Elevated HbA1c (poor glycaemic control) has been shown to be strongly associated with chronic complications of DM (50, 67). This study observed that type 2 DM patients with elevated HbA1c were 4.3 times more likely to develop thyroid dysfunction than their counterparts with good glycaemic control (HbA1c<7%). This may be due the adverse effects of chronic hyperglycaemia on the hypothalamo-pituitary axis where it blunts or abolishes the nocturnal TSH peak (7). Several previous studies have categorized clinical and subclinical hypothyroidism as insulin resistant states. Bazrafshan et al. in his study (68) found a significant correlation between HbA1c levels and TSH levels which is similar to our findings. In a study by Ardekani et al. (69), HbA1c were significantly higher in patients with diabetes having thyroid disorders which is in keeping with findings from our study.

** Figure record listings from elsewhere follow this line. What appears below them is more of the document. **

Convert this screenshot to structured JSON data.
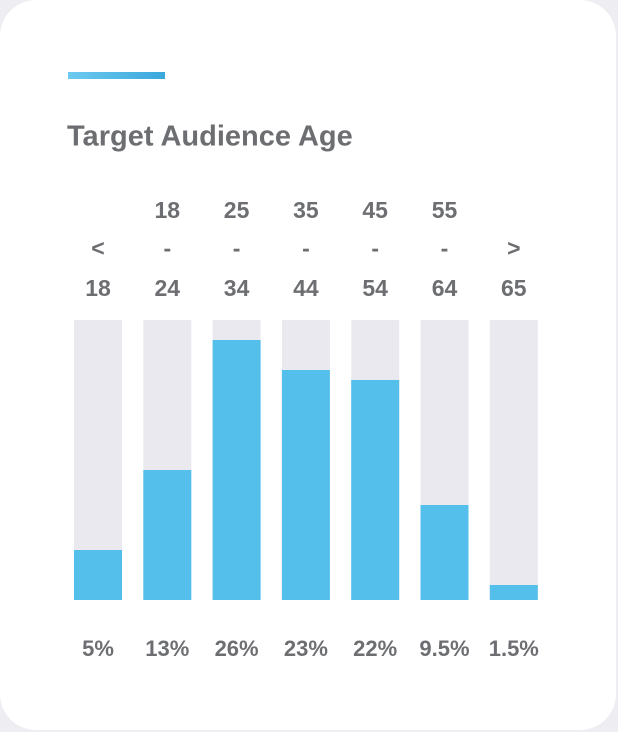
{
  "chart_data": {
    "type": "bar",
    "title": "Target Audience Age",
    "categories": [
      "< 18",
      "18 - 24",
      "25 - 34",
      "35 - 44",
      "45 - 54",
      "55 - 64",
      "> 65"
    ],
    "values": [
      5,
      13,
      26,
      23,
      22,
      9.5,
      1.5
    ],
    "value_labels": [
      "5%",
      "13%",
      "26%",
      "23%",
      "22%",
      "9.5%",
      "1.5%"
    ],
    "color": "#55bfec",
    "ylim": [
      0,
      28
    ]
  }
}
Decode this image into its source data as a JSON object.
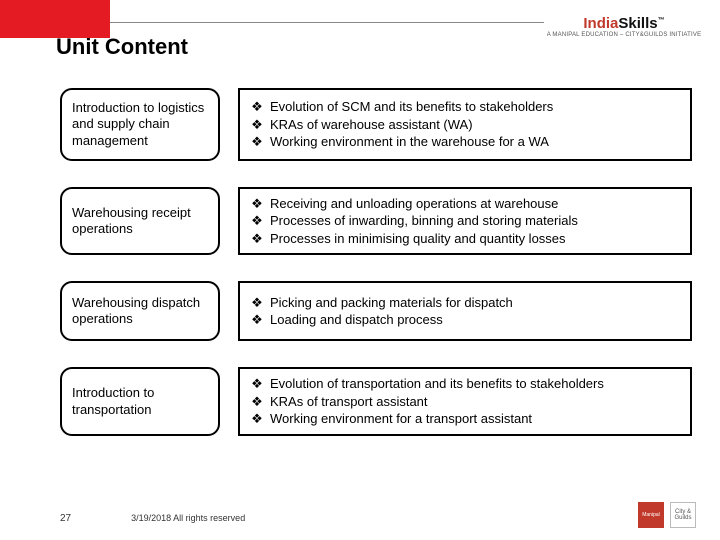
{
  "colors": {
    "accent_red": "#e41b23",
    "logo_red": "#c0392b",
    "border_black": "#000000",
    "line_gray": "#888888",
    "text_black": "#000000",
    "footer_gray": "#333333",
    "background": "#ffffff"
  },
  "typography": {
    "title_fontsize": 22,
    "body_fontsize": 13,
    "footer_fontsize": 9,
    "pagenum_fontsize": 10,
    "font_family": "Arial"
  },
  "layout": {
    "slide_width": 720,
    "slide_height": 540,
    "topic_box_width": 160,
    "topic_box_radius": 12,
    "border_width": 2,
    "row_gap": 18,
    "row_margin_bottom": 26
  },
  "logo": {
    "brand_prefix": "India",
    "brand_suffix": "Skills",
    "tagline": "A MANIPAL EDUCATION – CITY&GUILDS INITIATIVE",
    "tm": "™"
  },
  "title": "Unit Content",
  "bullet_glyph": "❖",
  "rows": [
    {
      "topic": "Introduction to logistics and supply chain management",
      "items": [
        "Evolution of SCM and its benefits to stakeholders",
        "KRAs of warehouse assistant (WA)",
        "Working environment in the warehouse for a WA"
      ]
    },
    {
      "topic": "Warehousing receipt operations",
      "items": [
        "Receiving and unloading operations at warehouse",
        "Processes of inwarding, binning and storing materials",
        "Processes in minimising quality and quantity losses"
      ]
    },
    {
      "topic": "Warehousing dispatch operations",
      "items": [
        "Picking and packing materials for dispatch",
        "Loading and dispatch process"
      ]
    },
    {
      "topic": "Introduction to transportation",
      "items": [
        "Evolution of transportation and its benefits to stakeholders",
        "KRAs of transport assistant",
        "Working environment for a transport assistant"
      ]
    }
  ],
  "footer": {
    "page_number": "27",
    "copyright": "3/19/2018  All rights reserved",
    "logo1_label": "Manipal",
    "logo2_label": "City & Guilds"
  }
}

Hyperglycaemia also inhibits the peripheral deiodination of T4 to T3 by reducing the activities of thyroxine deiodinase (8). Schlienger et al. in their study (70) on the “Effect of diabetic control on the level of circulating thyroid hormones” reported that a poor diabetic control (glycosylated hemoglobin ≥12%) is associated with a low T3 syndrome as a result of impairment of T4 to T3 conversion.

This study reported that DM duration >5 years (OR = 3.3, p = 0.012) was a risk factor for thyroid dysfunction. Furthermore, there was a significant difference (p = 0.001) in the mean duration of DM between those that have thyroid dysfunction (9.5 years) and those that are euthyroid (6.0 years). This might be an indication that increasing duration of DM may be a risk factor in the prevalence of thyroid dysfunction as chronic hyperglycaemia impairs the peripheral deiodination of T4 to T3 leading to thyroid dysfunction. Which is also in keeping with findings by Telwani et al. (58) who reported that the prevalence of thyroid disorders was significantly more in diabetics with duration of diabetes = 5 years as compared to duration < 5 years (75.9 vs. 24.1%). However, study by Diez et al., found no significant relationship between presence of thyroid dysfunction and duration of diabetes (71).

Conclusion

In conclusion, female gender, central obesity, HbA1c (≥7%), duration of DM (>5 years), and DM nephropathy were risk factors of thyroid dysfunction in type 2 DM patients in this study.

Limitations of the Study

Assaying for thyroid hormones using the more sensitive chemilumniscent immunoassay method would have sought out more patients with thyroid dysfunction. Another limitation is the inability of the authors to do fasting blood glucose in the control group and in T2DM patients in this study. Thirdly, limitations deriving from the possible influence of metformin on thyroid function and from the use of a qualitative method to measure proteinuria deserve mention.

Ethics Statement

Ethical approval was obtained from the University of Nigeria Health Research Ethics Committee of the UNTH Enugu before commencing the study. Written informed consent was obtained from all subjects participating in the study.

Author Contributions

SO and IE conceived the study, participated in its design and coordination, helped to draft the manuscript, participated in the design of the study, and performed the statistical analysis. IE participated in the sequence alignment. All authors read and approved the final manuscript.

Conflict of Interest Statement

The authors declare that the research was conducted in the absence of any commercial or financial relationships that could be construed as a potential conflict of interest.